Au sol sont déposés des corps masculins inertes : ils sont mous, tièdes, lourds… L’atmosphère est confuse. Cela donne l’impression d’être plongés dans une forme de désordre du passé, qui aurait lieu avant d’avoir été voulu et conçu. Jouxtant cette scène initiale d’un réveil hallucinatoire, transparaît visiblement une table de mixage, divers instruments et le musicien compositeur : Jan Kujiken. Sa présence dit peut-être le fait qu’il faille sans cesse traduire et corriger simultanément et activement la musicalité, sous l’effet du théâtre à venir.

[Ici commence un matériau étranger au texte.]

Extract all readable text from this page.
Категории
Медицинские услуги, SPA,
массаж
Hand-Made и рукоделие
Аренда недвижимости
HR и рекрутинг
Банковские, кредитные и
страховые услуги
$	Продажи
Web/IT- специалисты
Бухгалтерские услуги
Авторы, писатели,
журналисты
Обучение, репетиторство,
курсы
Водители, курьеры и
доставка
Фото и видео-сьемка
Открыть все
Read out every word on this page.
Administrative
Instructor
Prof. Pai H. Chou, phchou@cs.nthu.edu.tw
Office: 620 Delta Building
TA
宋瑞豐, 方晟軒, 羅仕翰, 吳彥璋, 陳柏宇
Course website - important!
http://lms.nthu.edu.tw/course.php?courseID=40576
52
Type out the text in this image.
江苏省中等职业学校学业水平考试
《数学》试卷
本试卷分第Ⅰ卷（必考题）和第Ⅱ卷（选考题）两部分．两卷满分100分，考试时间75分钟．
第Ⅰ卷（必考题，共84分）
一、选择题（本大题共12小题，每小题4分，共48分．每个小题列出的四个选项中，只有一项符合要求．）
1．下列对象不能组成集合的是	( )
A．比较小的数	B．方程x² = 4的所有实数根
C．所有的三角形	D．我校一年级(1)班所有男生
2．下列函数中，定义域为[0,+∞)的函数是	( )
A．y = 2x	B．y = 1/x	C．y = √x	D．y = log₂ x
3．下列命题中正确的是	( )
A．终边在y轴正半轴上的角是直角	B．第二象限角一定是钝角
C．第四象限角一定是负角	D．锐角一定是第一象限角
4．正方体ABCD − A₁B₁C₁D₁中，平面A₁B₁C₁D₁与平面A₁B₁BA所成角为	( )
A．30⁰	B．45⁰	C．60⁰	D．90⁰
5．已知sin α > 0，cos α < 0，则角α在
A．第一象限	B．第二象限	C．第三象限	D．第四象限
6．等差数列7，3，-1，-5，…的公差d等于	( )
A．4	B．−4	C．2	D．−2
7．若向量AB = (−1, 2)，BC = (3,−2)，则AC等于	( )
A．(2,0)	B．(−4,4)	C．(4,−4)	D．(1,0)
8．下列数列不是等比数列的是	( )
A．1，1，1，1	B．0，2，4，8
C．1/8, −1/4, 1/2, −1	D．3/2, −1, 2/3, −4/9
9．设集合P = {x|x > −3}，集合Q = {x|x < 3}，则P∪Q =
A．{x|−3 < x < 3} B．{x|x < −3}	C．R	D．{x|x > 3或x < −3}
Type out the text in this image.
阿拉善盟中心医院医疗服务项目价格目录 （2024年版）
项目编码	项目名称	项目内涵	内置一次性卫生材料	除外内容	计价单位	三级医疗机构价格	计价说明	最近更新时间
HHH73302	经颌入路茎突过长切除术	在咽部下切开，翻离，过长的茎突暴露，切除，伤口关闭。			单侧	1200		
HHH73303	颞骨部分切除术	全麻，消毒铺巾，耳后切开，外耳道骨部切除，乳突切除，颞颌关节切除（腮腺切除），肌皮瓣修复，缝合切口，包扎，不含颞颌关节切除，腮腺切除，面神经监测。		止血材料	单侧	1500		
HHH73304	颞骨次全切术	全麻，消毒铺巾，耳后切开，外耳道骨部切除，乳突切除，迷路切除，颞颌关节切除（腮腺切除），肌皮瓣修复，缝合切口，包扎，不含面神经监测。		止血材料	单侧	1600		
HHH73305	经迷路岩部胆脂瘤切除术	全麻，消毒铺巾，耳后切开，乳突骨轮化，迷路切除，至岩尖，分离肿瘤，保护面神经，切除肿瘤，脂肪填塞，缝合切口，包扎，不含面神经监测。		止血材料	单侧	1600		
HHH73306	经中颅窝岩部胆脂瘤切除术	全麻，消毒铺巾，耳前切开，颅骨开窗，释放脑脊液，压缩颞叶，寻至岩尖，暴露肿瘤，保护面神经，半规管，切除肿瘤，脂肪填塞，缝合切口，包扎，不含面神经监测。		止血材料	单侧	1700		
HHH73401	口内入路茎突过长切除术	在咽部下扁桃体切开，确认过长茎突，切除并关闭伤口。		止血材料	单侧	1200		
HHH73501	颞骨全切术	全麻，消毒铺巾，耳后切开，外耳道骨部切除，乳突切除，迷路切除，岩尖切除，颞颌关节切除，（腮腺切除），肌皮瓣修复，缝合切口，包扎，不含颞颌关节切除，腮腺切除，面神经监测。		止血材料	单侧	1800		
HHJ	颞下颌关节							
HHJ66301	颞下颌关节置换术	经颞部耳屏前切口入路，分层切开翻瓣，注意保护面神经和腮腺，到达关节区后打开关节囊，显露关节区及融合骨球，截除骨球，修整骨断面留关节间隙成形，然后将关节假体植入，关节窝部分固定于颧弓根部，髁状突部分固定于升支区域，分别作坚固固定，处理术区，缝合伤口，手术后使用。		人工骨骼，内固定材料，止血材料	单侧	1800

La lumière est crépusculaire, presque de la soie, s’accordant parfaitement aux draps qui recouvrent ces corps étendus dans l’espace, plus proches de la mort que de l’enfance. Ou bien l’inverse. C’est un son de cloche difficilement identifiable qui réveille l’un des protagonistes et l’extirpe de la torpeur. Puis s’enchainent fragments de phrases, bouts d’information, confrontés à la réalité sonore de la cloche. Pas de raisonnement, pas d’argument, pas de méditation, seulement une conversation évanescente, éolienne.
En procédant ainsi, les pensionnaires de cette salle d’hospice s’approchent peu à peu d’une scène, ou tout du moins la scène de quelque chose. On ignore ce qu’elle est. Le bruit de cloches : malédiction ou fin de l’attente ? En revanche, on est certain qu’elle se rapporte à un passé, à la fois du plus lointain et du plus proche ; à la fois le passé de soi et le passé des autres. Le temps perdu, ici, celui de l’attente de la mort, n’est pas un tableau, il est ce qui présente les éléments du tableau, d’un tableau possible.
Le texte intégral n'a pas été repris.